The LIGO and Virgo gravitational-wave observatories collected nearly a year of data with better sensitivity than ever before during the recent O3 observing run.  Dozens of binary merger candidates were identified in near-real-time and shared with astronomers promptly, although no clear counterparts have been identified in this run.  LIGO-Virgo collaboration members are currently re-analyzing the data to confirm and fully characterize most of those candidates and to search for other gravitational-wave signals in the data.  Final analysis results are available for two events so far, with more on the way.  The latest events studied are revealing new combinations of the masses in merging compact binary systems, including a binary neutron star merger with a total mass of about 3.4 solar masses (GW190425) and the first binary black hole merger confirmed to have distinctly different masses (GW190412).  I will discuss these discoveries and what we have learned from them about the astrophysics of compact binary systems.

About the Speaker:

Peter Shawhan is a Professor in the University of Maryland Department of Physics, where he has been on the faculty since 2006.  He is also a Fellow of the Joint Space-Science Institute.  Shawhan received his Ph.D. from the University of Chicago and then spent 7 years at Caltech as a Postdoctoral Fellow and Staff Scientist before moving to Maryland.  Shawhan has made gravitational wave detection his primary research focus since 1999 and has held numerous leadership positions within the LIGO Scientific Collaboration (LSC).  He currently serves as Observational Science Coordinator for LIGO and is a member of the LSC Management Team.
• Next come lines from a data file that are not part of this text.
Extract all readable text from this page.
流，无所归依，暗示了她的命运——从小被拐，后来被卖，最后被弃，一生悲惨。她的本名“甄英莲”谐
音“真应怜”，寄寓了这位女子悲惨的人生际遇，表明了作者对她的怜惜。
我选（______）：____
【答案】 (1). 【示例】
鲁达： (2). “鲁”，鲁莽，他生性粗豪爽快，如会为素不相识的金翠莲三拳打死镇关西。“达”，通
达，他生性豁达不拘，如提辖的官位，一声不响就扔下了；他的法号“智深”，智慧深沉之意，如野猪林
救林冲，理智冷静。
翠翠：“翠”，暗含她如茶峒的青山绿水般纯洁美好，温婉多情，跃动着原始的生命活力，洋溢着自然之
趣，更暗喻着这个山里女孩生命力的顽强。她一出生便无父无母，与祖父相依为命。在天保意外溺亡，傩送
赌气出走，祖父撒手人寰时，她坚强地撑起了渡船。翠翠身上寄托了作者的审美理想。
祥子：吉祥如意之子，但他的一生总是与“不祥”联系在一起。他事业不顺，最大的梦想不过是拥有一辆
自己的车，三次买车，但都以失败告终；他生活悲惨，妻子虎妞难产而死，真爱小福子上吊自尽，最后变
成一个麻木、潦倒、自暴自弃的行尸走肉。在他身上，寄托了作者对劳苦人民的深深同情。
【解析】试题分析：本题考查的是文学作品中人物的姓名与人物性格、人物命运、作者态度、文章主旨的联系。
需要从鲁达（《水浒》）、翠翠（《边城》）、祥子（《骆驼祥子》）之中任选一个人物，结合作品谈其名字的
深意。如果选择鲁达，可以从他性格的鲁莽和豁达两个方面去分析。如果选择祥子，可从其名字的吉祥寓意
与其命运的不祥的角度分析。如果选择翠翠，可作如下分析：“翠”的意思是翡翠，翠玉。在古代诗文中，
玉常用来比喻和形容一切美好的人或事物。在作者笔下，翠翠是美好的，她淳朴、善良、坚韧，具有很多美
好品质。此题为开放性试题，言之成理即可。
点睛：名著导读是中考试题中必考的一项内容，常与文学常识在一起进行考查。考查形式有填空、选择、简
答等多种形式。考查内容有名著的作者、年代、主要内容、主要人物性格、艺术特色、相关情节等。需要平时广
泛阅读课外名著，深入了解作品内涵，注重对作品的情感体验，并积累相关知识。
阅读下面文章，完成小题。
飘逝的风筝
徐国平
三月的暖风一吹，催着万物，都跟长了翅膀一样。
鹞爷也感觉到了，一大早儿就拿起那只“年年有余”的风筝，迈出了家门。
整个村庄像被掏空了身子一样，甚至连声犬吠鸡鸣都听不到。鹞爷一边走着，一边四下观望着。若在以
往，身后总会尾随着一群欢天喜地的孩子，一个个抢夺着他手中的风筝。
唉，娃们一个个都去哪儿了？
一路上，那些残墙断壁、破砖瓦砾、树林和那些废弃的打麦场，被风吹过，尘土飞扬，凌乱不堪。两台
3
Shawhan received the Richard A. Ferrell Distinguished Faculty Fellowship from the UMD Dept. of Physics in 2016, and received both the University System of Maryland Board of Regents' Faculty Award for Excellence in Scholarship, Research, or Creative Activity and the Kirwan Faculty Research and Scholarship Prize in 2018 for his contributions to LIGO's breakthrough discoveries of gravitational waves and the development of multi-messenger astronomy.  He was elected a Fellow of the American Physical Society in 2019.